Australia’s creative sector has fired a warning shot at the federal government’s new Office of AI, arguing that the people whose work trains generative systems risk being locked out of the very body meant to govern the technology. As the ABC reported, musicians, writers, illustrators and performers are pressing for a formal “seat at the table” inside the office, rather than an occasional invitation to a consultation that has already made up its mind.
The demand lands at a sensitive moment. The Albanese government has spent recent weeks selling the Office of AI as the coordinating brain of national policy, a single point of contact meant to knit together regulation, procurement, safety and industry growth. Much of the public conversation so far has been dominated by data centres, sovereign compute and productivity gains. Artists say that framing quietly assumes the raw material of creativity is free for the taking, and they want that assumption challenged before it hardens into policy.
Why the creative sector is worried
The grievance is not new, but it has sharpened. Generative models that write copy, compose music and produce images are trained on enormous volumes of existing work, much of it made by Australians who were never asked, never credited and never paid. Peak bodies including the Australian Society of Authors, the Media, Entertainment and Arts Alliance and the music rights organisation APRA AMCOS have spent the past two years warning that the country’s copyright framework was never built for a world in which a machine can absorb a lifetime of output in an afternoon.
Their argument to the Office of AI is straightforward. If the office is going to shape how AI is bought, built and regulated in Australia, then the industries most exposed to the technology’s downside deserve a standing voice, not a submission box. Creatives point out that when tech firms, energy providers and infrastructure players sit close to the policy machinery, the questions that get asked tend to be about growth and speed. The questions that get sidelined are about consent, attribution and whether a working illustrator can still earn a living.
That fear is grounded in hard numbers. The creative and cultural sector contributes tens of billions of dollars to the economy each year and employs hundreds of thousands of people, many of them freelancers and sole traders with no in-house legal team to fight a multinational over training data. For those workers, an abstract debate about copyright reform is really a debate about next month’s rent.
The other side of the argument
The government and much of the technology industry see the picture differently. Ministers have repeatedly framed the Office of AI as a way to give Australia a coherent national approach rather than a patchwork of agency-by-agency rules, and they argue that a light regulatory touch is essential if the country is to attract the investment now flowing into data centres and sovereign compute. From that vantage point, tight new copyright restrictions risk making Australia a harder place to build and deploy AI, pushing activity offshore to jurisdictions with looser rules.
Technology advocates also make a fairness case of their own. They contend that training a model on publicly available material is not the same as copying a work and reselling it, and that overly broad protections could capture legitimate research, education and analysis. Some in the sector argue the real answer is licensing markets and technical tools that let creators opt in or out, rather than a blanket ban that would be difficult to police and easy to route around.

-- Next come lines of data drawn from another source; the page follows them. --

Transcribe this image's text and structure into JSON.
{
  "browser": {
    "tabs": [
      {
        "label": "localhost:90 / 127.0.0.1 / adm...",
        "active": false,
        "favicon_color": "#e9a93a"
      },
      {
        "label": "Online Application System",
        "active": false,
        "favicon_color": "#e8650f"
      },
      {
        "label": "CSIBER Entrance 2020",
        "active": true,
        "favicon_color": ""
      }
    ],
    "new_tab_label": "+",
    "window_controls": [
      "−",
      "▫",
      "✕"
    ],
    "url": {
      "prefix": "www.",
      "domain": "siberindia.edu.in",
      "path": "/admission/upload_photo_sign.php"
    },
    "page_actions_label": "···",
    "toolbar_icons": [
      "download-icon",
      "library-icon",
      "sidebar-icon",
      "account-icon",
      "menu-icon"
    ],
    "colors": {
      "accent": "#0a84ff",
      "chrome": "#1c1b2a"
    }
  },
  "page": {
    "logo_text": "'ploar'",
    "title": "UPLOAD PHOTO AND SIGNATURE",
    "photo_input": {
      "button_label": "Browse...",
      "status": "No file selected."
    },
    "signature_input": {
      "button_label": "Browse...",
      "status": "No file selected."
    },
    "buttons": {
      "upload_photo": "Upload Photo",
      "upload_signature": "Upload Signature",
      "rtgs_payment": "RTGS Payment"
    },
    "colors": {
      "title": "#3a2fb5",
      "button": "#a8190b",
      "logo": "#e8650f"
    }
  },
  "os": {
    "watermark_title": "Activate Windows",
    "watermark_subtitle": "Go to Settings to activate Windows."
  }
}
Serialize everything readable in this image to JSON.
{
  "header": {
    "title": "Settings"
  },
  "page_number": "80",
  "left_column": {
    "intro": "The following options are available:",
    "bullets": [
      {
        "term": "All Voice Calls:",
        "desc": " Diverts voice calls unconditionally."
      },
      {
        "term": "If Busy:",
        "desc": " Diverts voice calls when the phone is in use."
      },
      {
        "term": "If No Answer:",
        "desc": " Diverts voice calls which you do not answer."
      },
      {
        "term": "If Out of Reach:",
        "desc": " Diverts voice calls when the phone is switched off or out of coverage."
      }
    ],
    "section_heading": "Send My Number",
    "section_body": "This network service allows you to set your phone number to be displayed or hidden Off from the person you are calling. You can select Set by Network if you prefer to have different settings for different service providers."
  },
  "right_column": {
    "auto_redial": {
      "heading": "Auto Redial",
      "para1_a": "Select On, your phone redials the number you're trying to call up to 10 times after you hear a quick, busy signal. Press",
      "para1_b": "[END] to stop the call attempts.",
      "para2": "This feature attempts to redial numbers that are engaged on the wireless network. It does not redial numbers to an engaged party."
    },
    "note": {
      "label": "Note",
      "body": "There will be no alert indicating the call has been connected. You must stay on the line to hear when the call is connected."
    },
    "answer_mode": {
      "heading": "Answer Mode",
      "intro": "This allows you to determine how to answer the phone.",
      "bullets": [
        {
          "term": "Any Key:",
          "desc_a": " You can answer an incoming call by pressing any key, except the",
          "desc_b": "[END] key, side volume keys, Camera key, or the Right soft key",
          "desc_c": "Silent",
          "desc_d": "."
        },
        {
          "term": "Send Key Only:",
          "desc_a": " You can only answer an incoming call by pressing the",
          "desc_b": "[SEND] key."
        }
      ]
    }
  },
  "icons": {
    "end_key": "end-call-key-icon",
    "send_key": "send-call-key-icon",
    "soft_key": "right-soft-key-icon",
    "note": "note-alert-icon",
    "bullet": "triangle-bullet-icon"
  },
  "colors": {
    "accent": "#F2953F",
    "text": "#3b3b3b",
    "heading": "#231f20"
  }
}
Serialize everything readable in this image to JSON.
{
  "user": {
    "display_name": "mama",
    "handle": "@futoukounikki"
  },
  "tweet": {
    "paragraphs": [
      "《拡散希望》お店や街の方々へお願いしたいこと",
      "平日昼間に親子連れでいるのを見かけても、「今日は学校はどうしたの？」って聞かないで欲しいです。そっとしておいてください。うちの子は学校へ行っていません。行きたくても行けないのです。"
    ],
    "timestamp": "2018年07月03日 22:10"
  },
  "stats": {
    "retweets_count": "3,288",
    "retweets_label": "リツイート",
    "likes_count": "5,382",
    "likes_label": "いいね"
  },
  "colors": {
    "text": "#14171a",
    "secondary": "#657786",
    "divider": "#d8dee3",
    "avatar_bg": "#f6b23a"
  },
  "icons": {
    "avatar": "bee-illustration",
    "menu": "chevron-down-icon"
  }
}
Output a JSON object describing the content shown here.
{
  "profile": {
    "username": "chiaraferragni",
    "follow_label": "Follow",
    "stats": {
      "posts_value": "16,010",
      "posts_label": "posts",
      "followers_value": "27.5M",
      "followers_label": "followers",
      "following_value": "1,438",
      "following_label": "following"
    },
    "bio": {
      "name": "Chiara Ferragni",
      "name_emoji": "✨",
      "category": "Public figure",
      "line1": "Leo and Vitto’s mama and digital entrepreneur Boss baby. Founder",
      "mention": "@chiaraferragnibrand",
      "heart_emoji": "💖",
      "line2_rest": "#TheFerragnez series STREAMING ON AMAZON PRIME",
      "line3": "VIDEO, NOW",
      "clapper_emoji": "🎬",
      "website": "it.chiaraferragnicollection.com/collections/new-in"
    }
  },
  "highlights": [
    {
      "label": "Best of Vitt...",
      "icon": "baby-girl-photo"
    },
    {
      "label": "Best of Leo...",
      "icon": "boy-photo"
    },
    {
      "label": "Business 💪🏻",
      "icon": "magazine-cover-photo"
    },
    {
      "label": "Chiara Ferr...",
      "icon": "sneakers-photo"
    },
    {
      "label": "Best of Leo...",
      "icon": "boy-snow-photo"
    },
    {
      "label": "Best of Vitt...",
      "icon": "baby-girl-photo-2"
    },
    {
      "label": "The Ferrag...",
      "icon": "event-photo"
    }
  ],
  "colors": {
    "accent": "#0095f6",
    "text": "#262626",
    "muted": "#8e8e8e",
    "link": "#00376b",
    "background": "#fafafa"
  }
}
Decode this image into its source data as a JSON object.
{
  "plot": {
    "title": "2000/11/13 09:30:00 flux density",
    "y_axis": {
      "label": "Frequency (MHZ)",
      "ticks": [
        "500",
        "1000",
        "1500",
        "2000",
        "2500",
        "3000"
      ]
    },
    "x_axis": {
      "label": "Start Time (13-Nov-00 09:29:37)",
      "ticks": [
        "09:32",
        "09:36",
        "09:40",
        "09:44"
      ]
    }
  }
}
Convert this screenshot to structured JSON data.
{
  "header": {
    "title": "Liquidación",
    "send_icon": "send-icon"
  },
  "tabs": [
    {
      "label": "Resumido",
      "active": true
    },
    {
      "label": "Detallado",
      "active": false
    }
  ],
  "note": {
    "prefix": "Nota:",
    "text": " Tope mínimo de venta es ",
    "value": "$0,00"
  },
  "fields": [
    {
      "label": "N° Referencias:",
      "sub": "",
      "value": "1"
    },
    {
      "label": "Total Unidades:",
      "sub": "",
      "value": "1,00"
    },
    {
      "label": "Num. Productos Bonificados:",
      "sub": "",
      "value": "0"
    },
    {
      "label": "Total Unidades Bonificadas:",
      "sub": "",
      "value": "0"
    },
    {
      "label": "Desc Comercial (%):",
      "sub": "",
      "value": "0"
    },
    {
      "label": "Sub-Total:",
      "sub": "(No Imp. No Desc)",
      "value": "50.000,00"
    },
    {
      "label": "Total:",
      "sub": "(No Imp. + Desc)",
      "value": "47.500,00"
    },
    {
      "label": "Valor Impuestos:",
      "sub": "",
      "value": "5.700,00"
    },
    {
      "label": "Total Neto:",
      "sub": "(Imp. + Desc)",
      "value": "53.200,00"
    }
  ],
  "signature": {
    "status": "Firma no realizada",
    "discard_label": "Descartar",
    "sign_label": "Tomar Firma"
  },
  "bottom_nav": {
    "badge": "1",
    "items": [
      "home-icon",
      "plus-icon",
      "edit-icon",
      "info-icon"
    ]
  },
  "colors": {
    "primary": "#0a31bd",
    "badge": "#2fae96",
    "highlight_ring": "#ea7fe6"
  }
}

Between those positions sits a genuine policy problem. Australia has never settled whether text and data mining for AI training should sit inside a copyright exception, and successive reviews have left the question hanging. The creative sector’s push for representation is, at heart, an attempt to make sure that question is answered in a room where they are present.
What it means for Australia
For Australia, this is more than a niche fight over royalties. The country has positioned itself as a keen adopter of AI, with research showing local users lean heavily on tools like Claude for knowledge work rather than coding, and with government agencies moving quickly to embed the technology in service delivery. That enthusiasm makes the treatment of creators a bellwether. If the Office of AI can find a settlement that protects Australian artists while still encouraging investment, it becomes a template other sectors will study. If it cannot, the copyright question will keep resurfacing, as it already has inside the Labor caucus, where the government’s own members have split over how far to go in shielding rights holders from data-hungry models.
There is also a cultural sovereignty argument that resonates well beyond the arts. Australian stories, voices and music are part of how the country understands itself. If those works are absorbed wholesale into systems owned and operated overseas, the concern is not only that individual artists go unpaid, but that a slice of national identity ends up baked into products Australians have no say over. That worry maps neatly onto the broader sovereign AI debate now playing out around local data centres and home-grown compute.
What happens next
The immediate test is whether the Office of AI formalises any advisory structure and, if it does, who gets a chair. Creative bodies want a permanent representative role, ideally one with visibility over how AI is procured across government and how copyright reform is drafted. The government, for its part, has signalled it wants broad consultation without committing to a fixed seat for any single industry, which sets up a quiet tussle over the shape of the office in its first months.
Watch too for the copyright review process, where the text and data mining question remains unresolved and where any decision will ripple straight into the creative sector’s bottom line. Artists have learned from overseas fights, including lawsuits and licensing deals struck between publishers and AI developers abroad, that the terms set now tend to stick. Their message to Canberra is that the cheapest time to include them is before the rules are written, not after.